Süddeutsche Zeitung

Kreuz & quer durch Bayern:Rivalisierende Schwestern

Miltenberg und Bürgstadt, beide stark mittelalterlich geprägt, pflegen seit Jahrhunderten eine gewisse Hassliebe. Sehenswert sind aber beide.

Von Ralf Scharnitzky, Miltenberg/Bürgstadt

Das ist ein Stoff, aus dem antike Dramen und historische Fehden geschnitzt sind - die jüngeren Geschwister, die den Erstgeborenen den Rang ablaufen. Ganze Familiendynastien sind dadurch ins Wanken geraten. Aber auch in Bürgergesellschaften kann so etwas zu Verwerfungen führen. Wie zwischen Miltenberg und Bürgstadt, die ineinander verwobenen Kommunen in Churfranken: "Je näher der Nachbar, desto größer die Feindschaft", fasst der Leiter der Landkreisredaktion des Main-Echos, Georg Kümmel, die Hassliebe zusammen. Sehenswert sind beide - die Kreisstadt Miltenberg und der Markt Bürgstadt.

Ein wenig anschaulich macht den Aufstieg und Niedergang der beiden idyllisch am Main gelegenen mittelalterlich geprägten Ortschaften ein Mann: Leonhard Gackstatt. Er hat in beiden Orten Spuren hinterlassen, auf die in jeder Touristenführung hingewiesen wird. Bürgstadt, erstmals 1181 urkundlich erwähnt, war Centgrafensitz. Zwischen 1616 und 1630 fielen dort 91 Menschen den Hexenverfolgungen zum Opfer. 1628 stifteten Gackstatt, als Centgraf von Amts wegen Richter in den Prozessen, und seine Ehefrau einen neuen Hochaltar für die Martinskapelle, um die Bürger und die Inquisition gnädig zu stimmen: Brigitta Gackstatt war selbst ins "Geschrei" gekommen; das Volk hatte sie zur Hexe gestempelt. Gelebt haben der Centgraf und seine Gemahlin allerdings im 1273 erstmals urkundlich erwähnten Miltenberg, am Schnatterloch. Bürgstadt verlor im späten Mittelalter viel von seiner Bedeutung an das benachbarte Miltenberg, das strategisch günstiger lag und durch eine Burg geschützt war. Mitte des 19. Jahrhundert bekam Miltenberg dann auch das Bezirksamt - Bürgstadt lag nun in dessen Verwaltungsgebiet. Die jüngere Schwester hatte die ältere endgültig überrundet.

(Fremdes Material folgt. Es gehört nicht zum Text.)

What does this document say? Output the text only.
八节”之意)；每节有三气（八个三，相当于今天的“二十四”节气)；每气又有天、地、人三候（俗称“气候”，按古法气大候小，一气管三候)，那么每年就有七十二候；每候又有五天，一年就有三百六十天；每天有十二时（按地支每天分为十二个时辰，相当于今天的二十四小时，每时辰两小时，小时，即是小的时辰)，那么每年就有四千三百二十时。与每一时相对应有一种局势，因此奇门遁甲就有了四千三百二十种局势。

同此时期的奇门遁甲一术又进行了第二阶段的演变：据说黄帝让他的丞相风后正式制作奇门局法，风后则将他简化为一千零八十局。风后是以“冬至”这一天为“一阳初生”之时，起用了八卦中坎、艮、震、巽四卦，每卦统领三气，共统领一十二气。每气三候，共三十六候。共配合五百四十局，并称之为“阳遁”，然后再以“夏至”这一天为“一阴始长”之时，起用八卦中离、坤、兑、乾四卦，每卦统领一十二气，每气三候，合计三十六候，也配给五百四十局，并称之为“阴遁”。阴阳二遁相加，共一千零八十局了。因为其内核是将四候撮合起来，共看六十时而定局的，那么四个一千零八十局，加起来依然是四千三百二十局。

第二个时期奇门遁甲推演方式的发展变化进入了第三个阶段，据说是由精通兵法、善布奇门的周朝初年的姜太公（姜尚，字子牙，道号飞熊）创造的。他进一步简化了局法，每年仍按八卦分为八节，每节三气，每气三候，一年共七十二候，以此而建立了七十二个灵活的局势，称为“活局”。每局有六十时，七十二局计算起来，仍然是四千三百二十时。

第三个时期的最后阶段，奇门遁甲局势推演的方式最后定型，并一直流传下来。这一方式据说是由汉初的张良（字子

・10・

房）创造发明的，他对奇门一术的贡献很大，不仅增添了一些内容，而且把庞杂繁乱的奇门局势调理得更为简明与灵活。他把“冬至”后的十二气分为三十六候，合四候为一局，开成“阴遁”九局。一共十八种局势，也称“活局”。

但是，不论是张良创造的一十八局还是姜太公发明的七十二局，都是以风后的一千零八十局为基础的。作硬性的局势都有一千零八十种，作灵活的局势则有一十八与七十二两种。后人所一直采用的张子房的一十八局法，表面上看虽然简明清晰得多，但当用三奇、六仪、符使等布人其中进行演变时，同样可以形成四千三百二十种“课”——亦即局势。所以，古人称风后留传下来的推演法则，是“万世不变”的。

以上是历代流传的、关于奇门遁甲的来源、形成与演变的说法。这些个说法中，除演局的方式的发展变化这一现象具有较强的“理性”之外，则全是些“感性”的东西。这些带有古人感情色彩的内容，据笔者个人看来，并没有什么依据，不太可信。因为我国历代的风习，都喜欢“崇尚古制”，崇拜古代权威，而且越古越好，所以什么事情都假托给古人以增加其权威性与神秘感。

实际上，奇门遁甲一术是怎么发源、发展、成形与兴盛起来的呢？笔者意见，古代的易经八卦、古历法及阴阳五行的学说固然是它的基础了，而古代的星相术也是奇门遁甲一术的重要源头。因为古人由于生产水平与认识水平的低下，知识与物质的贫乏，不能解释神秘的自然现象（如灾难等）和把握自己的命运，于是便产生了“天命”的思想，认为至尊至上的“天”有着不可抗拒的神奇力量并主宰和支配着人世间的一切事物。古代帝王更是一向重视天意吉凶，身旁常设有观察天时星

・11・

Das Schnatterloch, mit dem Centgrafenhaus aus dem Dreißigjährigen Krieg, ist die Sehenswürdigkeit in Miltenberg schlechthin. Ältere Semester werden sich an "Das Wirtshaus im Spessart" erinnert fühlen - hier fanden in den Fünfzigerjahren Aufnahmen für den Film mit Lilo Pulver und ihren Spießgesellen statt. Heute zählt der historische Marktplatz zu den am häufigsten fotografierten Stadtansichten Deutschlands. Was auch daran liegt, dass fast das ganze Jahr über täglich mehrere Schiffsladungen an Touristen - vor allem Amerikaner und Japaner - hier vorbeigeschleust werden. Miltenberg gehört zu den Höhepunkten jeder Main-Kreuzfahrt. Es sind nicht nur die historischen Ereignisse, die sich in teils aus dem 14. Jahrhundert stammenden Fachwerkhäusern abspielten, auf die Gästeführerin Dorothea Zöller an dieser Stelle immer hinweist: Auch ein Vorfall in der Stadtpfarrkirche St. Jakobus macht "viele Miltenberger stolz", so Zöller. 2006 ließ der Pfarrer einmal 20 Minuten lang die Glocken läuten - und verhinderte so die Kundgebung einer NPD-Jugendorganisation auf dem historischen Platz.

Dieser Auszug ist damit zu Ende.